During a public health crisis, we need all (sanitized) hands on deck. Much of the focus to date has been on the government response through public health directives and executive orders. Most of these actions have been restrictions or outright bans on certain activities, such as bans on gatherings of more than a specified number of people. Some of it has been through suggestive advice, such as guidance on social distancing and masks.

Individual and institutional policy can either reinforce the government’s public health response or derail it. For example, I have my own policy to wash my hands before I leave the restroom in an effort to prevent spread of infection, but I could decide — as some unfortunately do — that my potential infection of others is not my concern. Similarly, some businesses have voluntarily instituted policies requiring patrons to wear face coverings as a condition of entry during the pandemic, but others may decide that such policies are inconsistent with business interests or that enforcement is not worth the effort.

Although some states have mandated face coverings for customers at essential businesses, Arkansas is unlikely to take such an approach.
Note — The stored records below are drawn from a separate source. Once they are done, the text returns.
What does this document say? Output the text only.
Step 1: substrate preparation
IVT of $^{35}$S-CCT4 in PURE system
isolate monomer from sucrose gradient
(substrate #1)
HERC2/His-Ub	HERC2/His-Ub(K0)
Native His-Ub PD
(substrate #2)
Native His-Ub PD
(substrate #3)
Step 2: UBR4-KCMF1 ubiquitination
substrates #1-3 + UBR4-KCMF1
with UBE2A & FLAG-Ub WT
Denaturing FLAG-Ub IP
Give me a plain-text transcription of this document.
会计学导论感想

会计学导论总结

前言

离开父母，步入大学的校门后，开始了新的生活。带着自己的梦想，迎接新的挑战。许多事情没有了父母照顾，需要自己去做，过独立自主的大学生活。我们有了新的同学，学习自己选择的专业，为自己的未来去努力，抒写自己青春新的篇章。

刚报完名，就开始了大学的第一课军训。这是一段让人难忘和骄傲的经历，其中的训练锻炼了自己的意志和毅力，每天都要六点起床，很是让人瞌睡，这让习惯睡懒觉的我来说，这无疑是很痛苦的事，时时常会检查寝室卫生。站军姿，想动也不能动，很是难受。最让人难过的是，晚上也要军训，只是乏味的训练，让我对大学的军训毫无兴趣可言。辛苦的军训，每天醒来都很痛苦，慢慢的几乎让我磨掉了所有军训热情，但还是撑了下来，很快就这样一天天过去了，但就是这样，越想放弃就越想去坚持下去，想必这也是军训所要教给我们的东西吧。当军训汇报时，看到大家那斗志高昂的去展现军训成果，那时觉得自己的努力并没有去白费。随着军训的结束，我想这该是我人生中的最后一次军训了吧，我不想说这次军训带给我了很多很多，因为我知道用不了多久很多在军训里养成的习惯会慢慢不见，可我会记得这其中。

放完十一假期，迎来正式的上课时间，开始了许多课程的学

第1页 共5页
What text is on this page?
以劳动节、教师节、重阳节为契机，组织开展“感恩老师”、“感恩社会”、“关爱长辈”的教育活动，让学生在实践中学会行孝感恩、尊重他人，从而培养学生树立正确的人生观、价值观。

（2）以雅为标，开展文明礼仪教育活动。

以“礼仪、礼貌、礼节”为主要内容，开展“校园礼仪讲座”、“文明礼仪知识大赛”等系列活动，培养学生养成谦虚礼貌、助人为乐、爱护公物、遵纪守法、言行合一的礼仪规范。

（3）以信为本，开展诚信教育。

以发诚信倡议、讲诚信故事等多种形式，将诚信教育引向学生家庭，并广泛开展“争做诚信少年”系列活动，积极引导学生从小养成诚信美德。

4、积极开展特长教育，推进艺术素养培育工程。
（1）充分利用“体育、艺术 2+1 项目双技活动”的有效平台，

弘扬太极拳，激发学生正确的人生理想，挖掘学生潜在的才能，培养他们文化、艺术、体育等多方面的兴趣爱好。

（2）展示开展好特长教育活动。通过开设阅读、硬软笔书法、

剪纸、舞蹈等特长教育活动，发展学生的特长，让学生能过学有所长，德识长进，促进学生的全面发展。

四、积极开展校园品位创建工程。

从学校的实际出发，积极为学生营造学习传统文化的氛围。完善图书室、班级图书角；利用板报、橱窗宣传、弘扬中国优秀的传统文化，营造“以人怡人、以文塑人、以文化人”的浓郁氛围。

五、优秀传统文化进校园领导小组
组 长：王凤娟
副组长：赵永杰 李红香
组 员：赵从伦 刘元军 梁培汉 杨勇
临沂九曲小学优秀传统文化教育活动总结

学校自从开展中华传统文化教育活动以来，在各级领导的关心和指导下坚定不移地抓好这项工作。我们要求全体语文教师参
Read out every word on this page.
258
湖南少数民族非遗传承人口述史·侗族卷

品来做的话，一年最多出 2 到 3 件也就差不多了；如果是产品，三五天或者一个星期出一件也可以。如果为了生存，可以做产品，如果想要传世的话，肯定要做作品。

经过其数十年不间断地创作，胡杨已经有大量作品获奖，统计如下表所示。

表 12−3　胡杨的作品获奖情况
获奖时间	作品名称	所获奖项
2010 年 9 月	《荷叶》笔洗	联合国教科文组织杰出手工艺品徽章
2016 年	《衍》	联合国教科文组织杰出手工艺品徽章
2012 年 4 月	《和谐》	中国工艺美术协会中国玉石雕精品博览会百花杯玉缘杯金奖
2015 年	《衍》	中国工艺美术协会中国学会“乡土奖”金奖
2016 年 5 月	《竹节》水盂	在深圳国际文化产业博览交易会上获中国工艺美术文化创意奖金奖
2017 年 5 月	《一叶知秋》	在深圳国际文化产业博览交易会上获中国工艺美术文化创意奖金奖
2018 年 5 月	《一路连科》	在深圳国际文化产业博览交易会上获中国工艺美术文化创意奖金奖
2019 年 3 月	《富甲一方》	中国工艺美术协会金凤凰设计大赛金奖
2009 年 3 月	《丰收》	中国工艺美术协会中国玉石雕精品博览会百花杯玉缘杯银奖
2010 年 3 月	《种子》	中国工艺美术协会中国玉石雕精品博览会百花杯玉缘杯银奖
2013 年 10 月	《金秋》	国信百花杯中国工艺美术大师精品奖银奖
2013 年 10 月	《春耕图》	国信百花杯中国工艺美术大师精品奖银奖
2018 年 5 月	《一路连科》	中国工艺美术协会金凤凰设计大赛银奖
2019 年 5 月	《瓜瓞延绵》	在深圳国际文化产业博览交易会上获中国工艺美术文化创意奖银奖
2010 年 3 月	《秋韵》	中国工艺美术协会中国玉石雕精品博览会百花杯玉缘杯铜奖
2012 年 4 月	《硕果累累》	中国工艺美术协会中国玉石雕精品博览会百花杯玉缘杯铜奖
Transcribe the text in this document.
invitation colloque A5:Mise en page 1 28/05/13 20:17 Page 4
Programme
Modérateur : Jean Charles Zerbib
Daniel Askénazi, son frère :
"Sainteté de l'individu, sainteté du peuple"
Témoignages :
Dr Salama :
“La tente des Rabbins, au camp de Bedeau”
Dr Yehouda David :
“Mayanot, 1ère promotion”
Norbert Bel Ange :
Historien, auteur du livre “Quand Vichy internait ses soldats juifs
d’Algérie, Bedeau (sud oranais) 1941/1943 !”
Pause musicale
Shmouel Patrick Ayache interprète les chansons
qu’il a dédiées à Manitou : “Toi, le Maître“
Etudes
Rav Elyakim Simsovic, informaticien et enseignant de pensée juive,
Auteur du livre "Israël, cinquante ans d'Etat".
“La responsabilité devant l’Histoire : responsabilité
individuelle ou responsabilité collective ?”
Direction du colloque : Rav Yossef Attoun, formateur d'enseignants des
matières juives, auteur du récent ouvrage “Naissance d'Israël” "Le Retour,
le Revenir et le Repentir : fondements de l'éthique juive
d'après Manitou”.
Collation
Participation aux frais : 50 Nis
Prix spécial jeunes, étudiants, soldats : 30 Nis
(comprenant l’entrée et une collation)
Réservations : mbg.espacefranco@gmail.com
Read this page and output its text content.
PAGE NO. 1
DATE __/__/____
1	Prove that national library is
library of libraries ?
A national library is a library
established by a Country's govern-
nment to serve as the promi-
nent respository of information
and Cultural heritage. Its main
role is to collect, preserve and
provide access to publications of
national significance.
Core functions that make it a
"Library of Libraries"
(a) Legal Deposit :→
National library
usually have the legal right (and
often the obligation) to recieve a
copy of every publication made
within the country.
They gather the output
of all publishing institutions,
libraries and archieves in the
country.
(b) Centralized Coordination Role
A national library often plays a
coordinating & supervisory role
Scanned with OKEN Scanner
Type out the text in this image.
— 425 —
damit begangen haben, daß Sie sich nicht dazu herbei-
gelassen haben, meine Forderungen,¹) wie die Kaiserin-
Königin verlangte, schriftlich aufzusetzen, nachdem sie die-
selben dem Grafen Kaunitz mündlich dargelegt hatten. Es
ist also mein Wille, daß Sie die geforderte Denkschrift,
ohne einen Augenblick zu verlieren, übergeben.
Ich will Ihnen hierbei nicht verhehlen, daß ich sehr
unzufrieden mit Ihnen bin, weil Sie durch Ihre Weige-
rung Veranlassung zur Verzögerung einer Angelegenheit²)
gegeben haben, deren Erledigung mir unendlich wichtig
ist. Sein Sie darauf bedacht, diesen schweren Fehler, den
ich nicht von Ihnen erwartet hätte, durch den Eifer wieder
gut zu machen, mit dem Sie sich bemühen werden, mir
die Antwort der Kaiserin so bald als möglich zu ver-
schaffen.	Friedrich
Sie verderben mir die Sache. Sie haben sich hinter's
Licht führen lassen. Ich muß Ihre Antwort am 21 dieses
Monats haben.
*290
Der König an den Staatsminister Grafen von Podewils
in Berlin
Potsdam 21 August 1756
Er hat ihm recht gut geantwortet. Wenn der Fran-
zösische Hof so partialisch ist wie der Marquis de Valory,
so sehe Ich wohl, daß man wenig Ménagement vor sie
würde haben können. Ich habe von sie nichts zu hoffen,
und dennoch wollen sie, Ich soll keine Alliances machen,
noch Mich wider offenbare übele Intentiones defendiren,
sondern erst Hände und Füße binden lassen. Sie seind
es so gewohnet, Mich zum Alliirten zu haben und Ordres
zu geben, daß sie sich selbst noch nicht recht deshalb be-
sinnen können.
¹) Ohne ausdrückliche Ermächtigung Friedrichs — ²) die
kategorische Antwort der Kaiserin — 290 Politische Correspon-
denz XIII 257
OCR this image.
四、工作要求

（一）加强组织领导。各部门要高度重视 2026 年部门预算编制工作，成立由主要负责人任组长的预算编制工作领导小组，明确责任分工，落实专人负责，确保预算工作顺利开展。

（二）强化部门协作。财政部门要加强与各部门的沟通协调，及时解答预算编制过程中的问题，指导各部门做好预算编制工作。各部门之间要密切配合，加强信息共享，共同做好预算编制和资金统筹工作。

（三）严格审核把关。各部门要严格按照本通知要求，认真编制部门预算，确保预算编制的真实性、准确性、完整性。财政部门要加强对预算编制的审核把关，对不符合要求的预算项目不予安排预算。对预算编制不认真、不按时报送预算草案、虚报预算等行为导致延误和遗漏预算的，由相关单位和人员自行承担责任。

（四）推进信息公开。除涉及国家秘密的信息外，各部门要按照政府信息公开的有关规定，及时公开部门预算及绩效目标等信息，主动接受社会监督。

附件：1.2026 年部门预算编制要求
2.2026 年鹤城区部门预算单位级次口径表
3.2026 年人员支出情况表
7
The shunning of voluntary facial coverings in many public settings, as consistently recommended by our state’s leaders, is a visible warning signal. This virus is just as infectious, just as deadly, and more present in our communities than ever before.

Short of outright mandates, however, governmental policy can nudge individuals and businesses into behaviors that support public health. A spectrum of policy levers can advance public health goals and achieve better adherence to evidence-based guidance, safeguard our citizens, and ensure our economic recovery.

What we should avoid, though, are policies that nudge people in the wrong direction. Some policymakers have cautioned that far-reaching immunity for businesses may remove incentives for them to take even reasonable precautions to prevent the spread of COVID-19 among patrons and by patrons to their employees. Businesses are a vital part of the public health response, and they need to feel the responsibility to contribute to minimizing spread of the infection.

This can be achieved by providing safe harbors for businesses if they follow evidence-based guidelines and adopt appropriate protocols. Compliance with public health guidelines on COVID-19 as a safe harbor should create a presumption that the business acted with reasonable care. This approach reinforces public health goals and places businesses on a more level playing field as they fulfill a critical role in combatting the spread of COVID-19 in our communities.

Editor’s note: Craig Wilson, JD, MPA, is the director of health policy for the Arkansas Center for Health Improvement, an independent, nonpartisan health policy center in Little Rock. The opinions expressed are those of the author.